Big Tech firms like Microsoft (MSFT), Meta Platforms (META), and Apple (AAPL) claim to be the cleanest companies out there...
If you listen to their claims, these companies are completely net zero.
That means they don't add more greenhouse gases to the atmosphere than they take out of it. And these firms are net zero using that strict definition.
But getting to zero involves more than a simple math formula...
In reality, all Big Tech companies emit like crazy. And to remain net zero on paper, they spend billions on clean-energy investments and carbon credits.
So they aren't actually cutting emissions... They're just throwing money at the problem to keep up appearances. And today, one powerful trend is making it even more difficult to achieve net-zero emissions – the rampant energy demand from data centers.
Data centers support IT infrastructure across big organizations... That includes energy-intensive computing, storage, and network functions. They're also some of the biggest energy hogs in the country.
As we'll explain, demand for data centers is rising. Along with pressure for truly net-zero emissions, it's driving the next big phase toward clean energy.
And it's boosting demand for one key "stopgap" measure in the meantime...
Investment in data centers is already way up due to rising demand...
In 2023, Big Tech spent $236 billion on data centers. That number is estimated to grow to $260 billion in 2024. And this technology will drive a hefty 38% of expected power demand through 2030.
So it's no surprise that "real" emissions have soared...
Software giant Microsoft's emissions rose about 30% between 2020 and 2023. Google parent Alphabet's (GOOGL) have surged 50% since 2019.
E-commerce titan Amazon (AMZN) emitted more than 15 million metric tons of carbon dioxide last year. By purchasing carbon credits and investing in renewable-energy projects far from its own data centers, it can report less than 5 million metric tons.
Tech leaders are also spending billions of dollars building solar and wind projects in places like India to get credit for them back home.
In short, these companies have found accounting solutions to a real-world problem. But there's a limit to what they can do without truly clean energy, like solar and wind...
These projects have many roadblocks. And current technology limits how well we can store and transmit solar and wind energy. That means most of this energy must be used roughly when and where it's produced.
There's also nuclear energy, but this "clean" source is still hotly debated. Plus, it takes a while to actually build the power plants.

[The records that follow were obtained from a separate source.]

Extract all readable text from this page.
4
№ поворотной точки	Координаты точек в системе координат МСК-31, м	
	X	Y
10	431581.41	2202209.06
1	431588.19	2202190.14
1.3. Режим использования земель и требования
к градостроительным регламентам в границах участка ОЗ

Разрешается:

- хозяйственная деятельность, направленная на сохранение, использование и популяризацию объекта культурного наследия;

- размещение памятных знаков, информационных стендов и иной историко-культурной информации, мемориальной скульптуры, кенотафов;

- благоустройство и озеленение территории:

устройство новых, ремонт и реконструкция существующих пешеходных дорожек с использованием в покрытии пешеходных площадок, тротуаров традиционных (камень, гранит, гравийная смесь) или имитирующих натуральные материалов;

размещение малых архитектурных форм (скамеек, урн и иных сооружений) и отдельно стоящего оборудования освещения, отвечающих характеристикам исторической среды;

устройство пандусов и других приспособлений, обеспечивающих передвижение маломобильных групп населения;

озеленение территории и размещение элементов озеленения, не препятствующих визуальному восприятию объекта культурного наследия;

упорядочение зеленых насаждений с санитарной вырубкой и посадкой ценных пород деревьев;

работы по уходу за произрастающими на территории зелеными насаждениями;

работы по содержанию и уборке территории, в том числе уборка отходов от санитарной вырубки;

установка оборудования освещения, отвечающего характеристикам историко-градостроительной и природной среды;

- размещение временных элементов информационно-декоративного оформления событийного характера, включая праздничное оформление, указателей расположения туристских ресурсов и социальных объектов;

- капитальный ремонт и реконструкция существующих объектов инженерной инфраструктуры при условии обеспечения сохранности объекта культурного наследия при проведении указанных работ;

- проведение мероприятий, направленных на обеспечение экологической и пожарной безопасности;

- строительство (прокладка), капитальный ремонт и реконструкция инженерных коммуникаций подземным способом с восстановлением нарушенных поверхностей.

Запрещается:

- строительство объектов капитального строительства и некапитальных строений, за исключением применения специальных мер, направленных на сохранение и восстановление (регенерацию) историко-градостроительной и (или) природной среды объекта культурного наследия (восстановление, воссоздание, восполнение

Rather than relying on the 'dirtiest' energy sources, like coal and oil, new data centers are turning to a different commodity...
We're talking about natural gas.
While it's not completely clean, natural gas is far cleaner than coal. It emits 50% less carbon dioxide than coal and 30% less carbon dioxide than oil to produce the same amount of energy.
It's also more reliable than wind and solar. And you can use it instantly... without worrying about storage issues and weather conditions.
Data centers alone are expected to increase new demand for natural gas by anywhere from 3.3 billion cubic feet to 8 billion cubic feet per day through 2030.
As a cleaner and more reliable energy alternative, demand for this commodity should grow substantially as energy use explodes. That's going to keep natural gas demand high and prop up prices.
In the next few years, energy-exploration and production (E&P) companies that prioritize natural gas will benefit from these trends.
Remember, E&Ps conduct onshore and offshore drilling for energy products... And while some continue to focus on oil, others, like Chevron and ConocoPhillips, are investing a lot of money to extract natural gas.
Until Big Tech firms fully transition to clean energy, keep your eye on E&Ps that have large natural-gas reserves.